As the Celtics foundered, Pitino's time on the Commonwealth Avenue rooftop increased. "I'd sit up there with a Cabernet, a cigar, and my winter coat and scarf, trying to relax and think," he says. By the start of '01, the only answer was extrication, and Pitino resigned from the Celtics on January 8, 2001. "Professionally, I failed as a basketball coach, but it wasn't a personal failure," says Pitino. "To me, personal failure involves letting down your friends and family. There's nothing wrong with failure -- if you can learn from it."
Pitino didn't have to wait long to return to the sidelines. By March, he was weighing offers from the universities of Louisville and Michigan.
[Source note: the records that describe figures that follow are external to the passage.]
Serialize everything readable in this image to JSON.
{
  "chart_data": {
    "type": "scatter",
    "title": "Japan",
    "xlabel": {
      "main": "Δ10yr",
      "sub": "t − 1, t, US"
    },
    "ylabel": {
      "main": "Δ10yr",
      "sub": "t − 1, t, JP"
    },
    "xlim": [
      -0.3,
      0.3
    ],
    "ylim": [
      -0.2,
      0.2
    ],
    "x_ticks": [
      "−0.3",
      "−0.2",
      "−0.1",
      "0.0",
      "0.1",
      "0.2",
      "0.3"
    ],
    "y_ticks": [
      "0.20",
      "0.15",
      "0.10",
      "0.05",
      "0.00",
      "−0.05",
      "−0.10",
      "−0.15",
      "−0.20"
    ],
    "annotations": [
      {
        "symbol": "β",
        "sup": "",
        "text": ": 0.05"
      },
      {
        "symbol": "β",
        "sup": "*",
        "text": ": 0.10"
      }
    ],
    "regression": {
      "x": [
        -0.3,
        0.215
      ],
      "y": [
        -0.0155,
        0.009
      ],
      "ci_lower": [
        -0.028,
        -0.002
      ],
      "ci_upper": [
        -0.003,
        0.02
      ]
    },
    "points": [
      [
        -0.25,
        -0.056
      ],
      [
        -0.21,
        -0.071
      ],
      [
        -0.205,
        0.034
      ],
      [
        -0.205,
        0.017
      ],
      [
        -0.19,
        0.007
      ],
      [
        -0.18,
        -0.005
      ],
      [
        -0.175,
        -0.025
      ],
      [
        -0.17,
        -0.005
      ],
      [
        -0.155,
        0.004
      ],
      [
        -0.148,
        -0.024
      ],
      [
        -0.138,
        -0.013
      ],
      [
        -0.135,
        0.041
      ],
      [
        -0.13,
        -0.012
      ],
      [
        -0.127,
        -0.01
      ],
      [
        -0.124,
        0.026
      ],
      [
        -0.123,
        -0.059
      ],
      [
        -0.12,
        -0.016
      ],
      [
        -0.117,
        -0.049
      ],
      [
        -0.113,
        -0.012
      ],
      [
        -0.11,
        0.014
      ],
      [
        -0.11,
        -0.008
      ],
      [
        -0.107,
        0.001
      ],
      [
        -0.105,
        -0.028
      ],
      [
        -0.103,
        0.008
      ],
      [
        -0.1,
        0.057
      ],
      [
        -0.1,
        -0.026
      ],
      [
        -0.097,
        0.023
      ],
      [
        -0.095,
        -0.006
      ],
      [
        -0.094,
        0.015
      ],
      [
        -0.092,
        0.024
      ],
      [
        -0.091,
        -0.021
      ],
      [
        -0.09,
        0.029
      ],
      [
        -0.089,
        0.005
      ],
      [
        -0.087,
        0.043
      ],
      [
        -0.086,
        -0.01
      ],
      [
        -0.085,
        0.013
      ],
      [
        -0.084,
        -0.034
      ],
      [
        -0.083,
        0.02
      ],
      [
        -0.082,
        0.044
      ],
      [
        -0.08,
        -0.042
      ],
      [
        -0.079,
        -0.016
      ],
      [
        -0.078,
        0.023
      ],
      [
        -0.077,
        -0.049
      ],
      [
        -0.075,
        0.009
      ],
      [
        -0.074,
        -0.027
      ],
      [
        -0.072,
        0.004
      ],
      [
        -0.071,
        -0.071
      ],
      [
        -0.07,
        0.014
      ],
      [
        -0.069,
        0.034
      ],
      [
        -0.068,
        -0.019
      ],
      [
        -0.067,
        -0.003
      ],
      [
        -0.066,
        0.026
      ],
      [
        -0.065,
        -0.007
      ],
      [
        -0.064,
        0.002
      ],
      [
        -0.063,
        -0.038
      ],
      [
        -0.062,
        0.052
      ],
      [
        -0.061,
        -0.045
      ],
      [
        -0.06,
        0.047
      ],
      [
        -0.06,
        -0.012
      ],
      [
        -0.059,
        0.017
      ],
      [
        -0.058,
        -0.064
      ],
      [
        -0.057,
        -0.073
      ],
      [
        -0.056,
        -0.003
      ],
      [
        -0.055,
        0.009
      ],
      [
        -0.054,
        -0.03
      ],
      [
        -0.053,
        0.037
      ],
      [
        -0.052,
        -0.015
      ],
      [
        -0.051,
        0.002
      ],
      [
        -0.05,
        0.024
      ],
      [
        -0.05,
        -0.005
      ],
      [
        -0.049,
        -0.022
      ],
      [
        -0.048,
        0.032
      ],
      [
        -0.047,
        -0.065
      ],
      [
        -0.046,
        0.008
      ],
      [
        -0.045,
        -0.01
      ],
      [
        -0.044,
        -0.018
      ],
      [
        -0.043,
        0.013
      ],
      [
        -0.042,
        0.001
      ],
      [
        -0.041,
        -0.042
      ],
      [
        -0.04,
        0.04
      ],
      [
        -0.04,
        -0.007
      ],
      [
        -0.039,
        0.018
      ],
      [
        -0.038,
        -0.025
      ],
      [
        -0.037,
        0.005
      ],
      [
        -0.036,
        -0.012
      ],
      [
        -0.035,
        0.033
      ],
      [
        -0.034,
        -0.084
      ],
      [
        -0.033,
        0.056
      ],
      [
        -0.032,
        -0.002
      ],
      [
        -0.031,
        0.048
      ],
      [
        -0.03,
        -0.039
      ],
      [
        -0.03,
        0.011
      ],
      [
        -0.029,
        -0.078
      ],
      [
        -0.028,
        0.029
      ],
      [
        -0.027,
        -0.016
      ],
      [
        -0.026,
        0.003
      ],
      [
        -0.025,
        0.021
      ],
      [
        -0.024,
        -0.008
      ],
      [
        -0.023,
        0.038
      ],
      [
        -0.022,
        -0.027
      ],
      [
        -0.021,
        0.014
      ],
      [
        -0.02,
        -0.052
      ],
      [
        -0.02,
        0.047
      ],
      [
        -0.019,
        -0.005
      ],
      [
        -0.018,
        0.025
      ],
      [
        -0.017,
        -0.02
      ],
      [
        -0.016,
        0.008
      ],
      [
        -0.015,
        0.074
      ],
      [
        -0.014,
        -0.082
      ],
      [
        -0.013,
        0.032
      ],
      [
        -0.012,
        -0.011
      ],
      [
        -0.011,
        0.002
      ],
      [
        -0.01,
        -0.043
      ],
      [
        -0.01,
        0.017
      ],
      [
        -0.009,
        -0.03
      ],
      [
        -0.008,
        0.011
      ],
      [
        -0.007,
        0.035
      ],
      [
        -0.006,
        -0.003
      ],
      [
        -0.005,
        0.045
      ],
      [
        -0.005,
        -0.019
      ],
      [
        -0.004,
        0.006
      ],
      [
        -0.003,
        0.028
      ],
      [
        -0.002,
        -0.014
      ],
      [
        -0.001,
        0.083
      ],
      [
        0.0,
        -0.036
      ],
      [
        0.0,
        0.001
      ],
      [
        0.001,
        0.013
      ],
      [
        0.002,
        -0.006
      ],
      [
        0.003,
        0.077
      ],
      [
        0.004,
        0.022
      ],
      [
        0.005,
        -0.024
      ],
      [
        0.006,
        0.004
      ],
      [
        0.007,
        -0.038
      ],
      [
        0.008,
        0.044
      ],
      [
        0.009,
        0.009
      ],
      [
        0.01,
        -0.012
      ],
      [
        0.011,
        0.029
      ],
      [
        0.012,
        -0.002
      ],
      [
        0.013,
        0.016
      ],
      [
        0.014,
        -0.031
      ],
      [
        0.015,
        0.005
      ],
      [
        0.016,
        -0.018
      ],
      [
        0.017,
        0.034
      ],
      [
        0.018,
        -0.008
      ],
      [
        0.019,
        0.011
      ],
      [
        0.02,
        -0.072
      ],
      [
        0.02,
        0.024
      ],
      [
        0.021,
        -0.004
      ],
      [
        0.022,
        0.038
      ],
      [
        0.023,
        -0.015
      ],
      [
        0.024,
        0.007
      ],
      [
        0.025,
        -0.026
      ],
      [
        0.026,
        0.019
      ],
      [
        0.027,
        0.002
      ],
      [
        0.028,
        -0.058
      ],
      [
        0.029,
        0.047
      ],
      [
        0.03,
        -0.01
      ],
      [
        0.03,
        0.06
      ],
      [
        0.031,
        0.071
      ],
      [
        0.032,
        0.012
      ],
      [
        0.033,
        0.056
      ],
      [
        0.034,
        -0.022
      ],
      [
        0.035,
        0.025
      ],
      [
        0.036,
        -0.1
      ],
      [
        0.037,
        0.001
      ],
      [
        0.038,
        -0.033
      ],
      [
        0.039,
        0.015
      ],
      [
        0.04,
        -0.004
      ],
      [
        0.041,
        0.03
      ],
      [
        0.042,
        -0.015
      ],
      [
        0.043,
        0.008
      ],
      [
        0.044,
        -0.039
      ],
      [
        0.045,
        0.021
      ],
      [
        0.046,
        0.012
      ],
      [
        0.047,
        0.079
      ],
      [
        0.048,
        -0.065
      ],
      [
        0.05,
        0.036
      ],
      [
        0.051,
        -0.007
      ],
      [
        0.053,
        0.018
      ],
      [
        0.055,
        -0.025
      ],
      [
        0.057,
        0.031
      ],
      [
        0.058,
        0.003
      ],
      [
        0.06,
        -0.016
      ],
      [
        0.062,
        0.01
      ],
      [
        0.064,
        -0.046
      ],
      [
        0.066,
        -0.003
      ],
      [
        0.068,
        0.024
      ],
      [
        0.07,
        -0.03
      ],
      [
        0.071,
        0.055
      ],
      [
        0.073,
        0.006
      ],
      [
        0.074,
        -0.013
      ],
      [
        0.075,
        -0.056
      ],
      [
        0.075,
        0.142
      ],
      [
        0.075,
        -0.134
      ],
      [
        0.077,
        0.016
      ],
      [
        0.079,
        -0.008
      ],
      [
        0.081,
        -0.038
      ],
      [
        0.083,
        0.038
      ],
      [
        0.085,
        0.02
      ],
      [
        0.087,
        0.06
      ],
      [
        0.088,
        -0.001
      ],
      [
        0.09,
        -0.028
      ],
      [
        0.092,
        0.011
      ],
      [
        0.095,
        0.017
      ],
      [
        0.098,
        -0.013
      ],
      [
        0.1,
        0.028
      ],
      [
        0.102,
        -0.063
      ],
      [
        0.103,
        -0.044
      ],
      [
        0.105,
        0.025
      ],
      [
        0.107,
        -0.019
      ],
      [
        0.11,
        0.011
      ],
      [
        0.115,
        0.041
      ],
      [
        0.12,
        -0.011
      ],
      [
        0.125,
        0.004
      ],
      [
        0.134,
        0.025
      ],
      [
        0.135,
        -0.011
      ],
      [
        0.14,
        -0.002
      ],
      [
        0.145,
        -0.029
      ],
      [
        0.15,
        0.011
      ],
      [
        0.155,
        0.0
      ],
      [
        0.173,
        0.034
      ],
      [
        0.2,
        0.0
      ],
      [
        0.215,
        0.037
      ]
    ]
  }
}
Pitino was hesitant to return to Kentucky and coach his former school's cross-state rival. Hours away from accepting a position at Michigan, he consulted again with Minardi. The two, after all, had spoken every day for 32 years. And here was Pitino, a year away from turning 50, cast out of the pros and uncertain of his next move. "Billy told me, 'If you're choosing Michigan because it's right for you, fine,'" says Pitino. "'But if you're doing it because you're worried about Kentucky, you should think again.' In my 20s and 30s, I probably would have gone to Michigan. But now, I have so many close friends in Kentucky."
Signing a six-year, $12.25 million contract for a job he claims will be his last coaching gig, Pitino was rapidly assimilated into Louisville, his books spotted on incoming flights, his face on the cover of magazines and billboards.
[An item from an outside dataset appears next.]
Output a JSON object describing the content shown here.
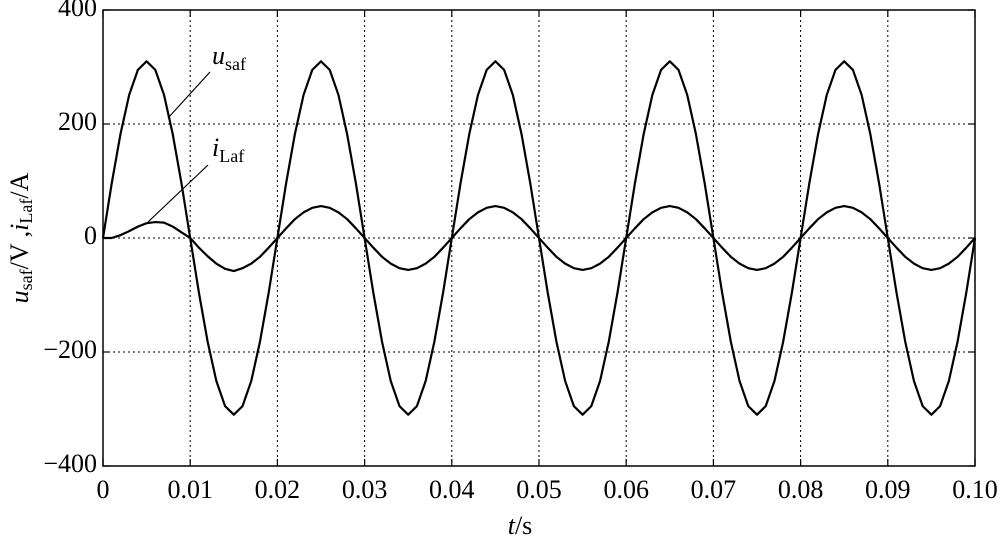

"After 9/11, if I was in pro basketball, I knew I'd be lonely and depressed," says Pitino. "I like the way the college game is more of a family."
He thinks of Minardi every day. Louisville's uniforms this season featured a small "B" over the left shoulder. This December, Louisville will host its first Billy Minardi Basketball Classic.
Yet for all the tranquility and balance he has found, as a coach Pitino remains as driven as ever. Sporting the snappy suit, crisply wrapped necktie and quintessential slick hair that's turned basketball coaches into fashion icons, Pitino strides the sidelines like a martinet, yelling, clapping, advising, reprimanding. His pale brown eyes seem to never blink, watching with the attentiveness of a concerned parent. When his patience is challenged, he typically bends his arm and brings his fingers to his mouth, repressing his short-term desire to scream, opting wisely to shut up and let the children play.
Joel Drucker is a freelance writer living in California.